Help finding a bijection

[bloodhound]

Can someone give me an example of a bijection between [math]\mathbb{R}[/math] and [math][0,1][/math]

[shmoe]

Do you need to explicitly exhibit a bijection or is it enough to prove one exists?

[bloodhound]

I'll take any for now.

[matt grime]

Evidently no continuous function will do as any continuous image of a compact set is compact, and I think that is your problem with trying to figure this out.

 

Existence proof:

 

consider the maps i:[0,1] to R the inclusion and j:R to [0,1] which is the composition of the inverse tan function, which maps R bijectively with (-pi/2,pi/2) followed by adding pi/2 to map it to (0,pi) bijectively, followed by dividing by pi. j is an injection from R to [0,1] thus we have injections between the two sets and hence there exists some bijection by cantor-schroeder bernstein.

 

writing one directly.

 

notice that we can easily get a bijection between (0,1) and R using the tan trick. so we just need one from [0,1] to (0,1) and that is the standard trick:

 

map 0 to 1/3, 1/3 to 1/5, 1/5 to 1/7 etc .....

 

map 1 to 1/2, 1/2 to 1/4, 1/4 to 1/6...etc

 

leave x fixed if x has not been mentioned

 

this is a bijeciton from [0,1] to (0,1)

[bloodhound]

Evidently no continuous function will do as any continuous image of a compact set is compact' date=' and I think that is your problem with trying to figure this out.

 

Existence proof:

 

consider the maps i:[0,1'] to R the inclusion and j:R to [0,1] which is the composition of the inverse tan function, which maps R bijectively with (-pi/2,pi/2) followed by adding pi/2 to map it to (0,pi) bijectively, followed by dividing by pi. j is an injection from R to [0,1] thus we have injections between the two sets and hence there exists some bijection by cantor-schroeder bernstein.

 

writing one directly.

 

notice that we can easily get a bijection between (0,1) and R using the tan trick. so we just need one from [0,1] to (0,1) and that is the standard trick:

 

map 0 to 1/3, 1/3 to 1/5, 1/5 to 1/7 etc .....

 

map 1 to 1/2, 1/2 to 1/4, 1/4 to 1/6...etc

 

leave x fixed if x has not been mentioned

 

this is a bijeciton from [0,1] to (0,1)

 

Thanks a lot! I must warn you that I will probably swamp this board with questions on Algebra and Topological spaces in the coming days.

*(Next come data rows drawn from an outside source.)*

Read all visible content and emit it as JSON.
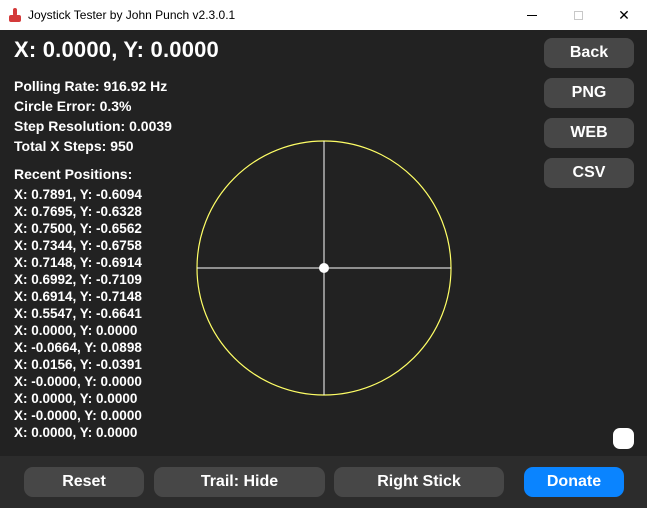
{
  "window": {
    "title": "Joystick Tester by John Punch v2.3.0.1",
    "icon": "joystick-icon",
    "controls": {
      "minimize": "minimize-icon",
      "maximize": "maximize-icon",
      "close": "✕"
    }
  },
  "readout": {
    "coords": "X: 0.0000, Y: 0.0000"
  },
  "stats": {
    "polling_rate": "Polling Rate: 916.92 Hz",
    "circle_error": "Circle Error: 0.3%",
    "step_resolution": "Step Resolution: 0.0039",
    "total_x_steps": "Total X Steps: 950"
  },
  "recent": {
    "title": "Recent Positions:",
    "items": [
      "X: 0.7891, Y: -0.6094",
      "X: 0.7695, Y: -0.6328",
      "X: 0.7500, Y: -0.6562",
      "X: 0.7344, Y: -0.6758",
      "X: 0.7148, Y: -0.6914",
      "X: 0.6992, Y: -0.7109",
      "X: 0.6914, Y: -0.7148",
      "X: 0.5547, Y: -0.6641",
      "X: 0.0000, Y: 0.0000",
      "X: -0.0664, Y: 0.0898",
      "X: 0.0156, Y: -0.0391",
      "X: -0.0000, Y: 0.0000",
      "X: 0.0000, Y: 0.0000",
      "X: -0.0000, Y: 0.0000",
      "X: 0.0000, Y: 0.0000"
    ]
  },
  "side_buttons": {
    "back": "Back",
    "png": "PNG",
    "web": "WEB",
    "csv": "CSV"
  },
  "bottom_buttons": {
    "reset": "Reset",
    "trail": "Trail: Hide",
    "stick": "Right Stick",
    "donate": "Donate"
  },
  "plot": {
    "current_position": {
      "x": 0.0,
      "y": 0.0
    },
    "circle_color": "#ffff66",
    "crosshair_color": "#ffffff"
  },
  "colors": {
    "background": "#222222",
    "button": "#474747",
    "donate": "#0a84ff"
  }
}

Meanwhile, I'll go read up on the cantor schroeder bernstein theorem. I just hope it's not too complicated.

[matt grime]

cantor-scroeder bernstein, or whatever the correct spelling is, is an obviously true theorem, though that is different from a trivially true theorem.

 

it states that if we partially order sets by X <= Y if X injects to Y then X <=Y and Y<=X implies X=Y, which we all agree is 'obviously' true. the proof is not hard to understand but it is very clever.

 

however, it is easy to write down a bijection directly, as i did, as long as you remember the tricks and that you've got to stop thinking of 'nice' functions.